On March 1st, the Urban Workshop welcomes UChicago Sociology alum and Assistant Professor at St. Olaf College, David Schalliol. Schalliol will be presenting his emerging research in "Neighborhood Organizing Without an Organization: How Public Traumas Influence Community Cohesion and Support"
Contemporary research about social control in neighborhood communities emphasizes how organizations facilitate order maintenance through processes as varied as stability and social bridging. Still, many disadvantaged communities have few such organizations but nevertheless provide support beyond kith and kin networks. In the absence of such organizations, how do communities generate social integration and support? In order to address this question, this paper draws from more than three years of ethnographic study of a South Side Chicago neighborhood that possesses few locally-based organizations but exhibits surprisingly high levels of problem-solving activities. I argue that this paradox is explained by informal social events that contribute to local social control by facilitating social integration, and ultimately, community engagement. Specifically, the social scenes surrounding public traumas, sites of violence experienced as an assault on a coherent community, provide important opportunities to bridge otherwise divided neighborhood social groups in moments of heightened collective awareness. In so doing, these scenes facilitate the development of a special kind of weak tie that can be activated to address local problems.
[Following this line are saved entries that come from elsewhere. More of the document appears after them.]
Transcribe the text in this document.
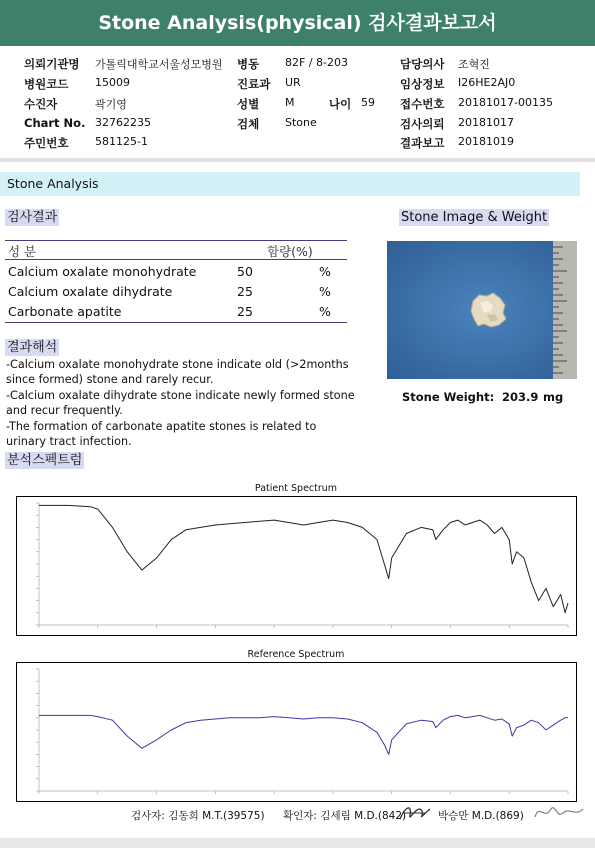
Stone Analysis(physical) 검사결과보고서
의뢰기관명 가톨릭대학교서울성모병원 병동 82F / 8-203	담당의사 조혁진
병원코드 15009	진료과 UR	임상정보 I26HE2AJ0
수진자	곽기영	성별 M	나이 59 접수번호 20181017-00135
Chart No. 32762235	검체 Stone	검사의뢰 20181017
주민번호 581125-1	결과보고 20181019
Stone Analysis
검사결과
성 분	함량(%)
Calcium oxalate monohydrate	50	%
Calcium oxalate dihydrate	25	%
Carbonate apatite	25	%
Stone Image & Weight
Stone Weight: 203.9 mg
결과해석
-Calcium oxalate monohydrate stone indicate old (>2months
since formed) stone and rarely recur.
-Calcium oxalate dihydrate stone indicate newly formed stone
and recur frequently.
-The formation of carbonate apatite stones is related to
urinary tract infection.
분석스펙트럼
Patient Spectrum
Reference Spectrum
검사자: 김동희 M.T.(39575) 확인자: 김세림 M.D.(842)	박승만 M.D.(869)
David Schalliol is an assistant professor of sociology at St. Olaf College who is interested in issues of social stratification and meaning in the social and physical worlds. His writing and photographs have appeared in such publications as Social Science Research, Places and The New York Times, as well as in numerous exhibitions, including the inaugural Belfast Photo Festival and the Museum of Contemporary Photography's Midwest Photographers Project. Schalliol contributed to "Highrise: Out My Window," an interactive documentary that won the 2011 International Digital Emmy for Non-Fiction. His book, Isolated Building Studies, was published by Utakatado in 2014.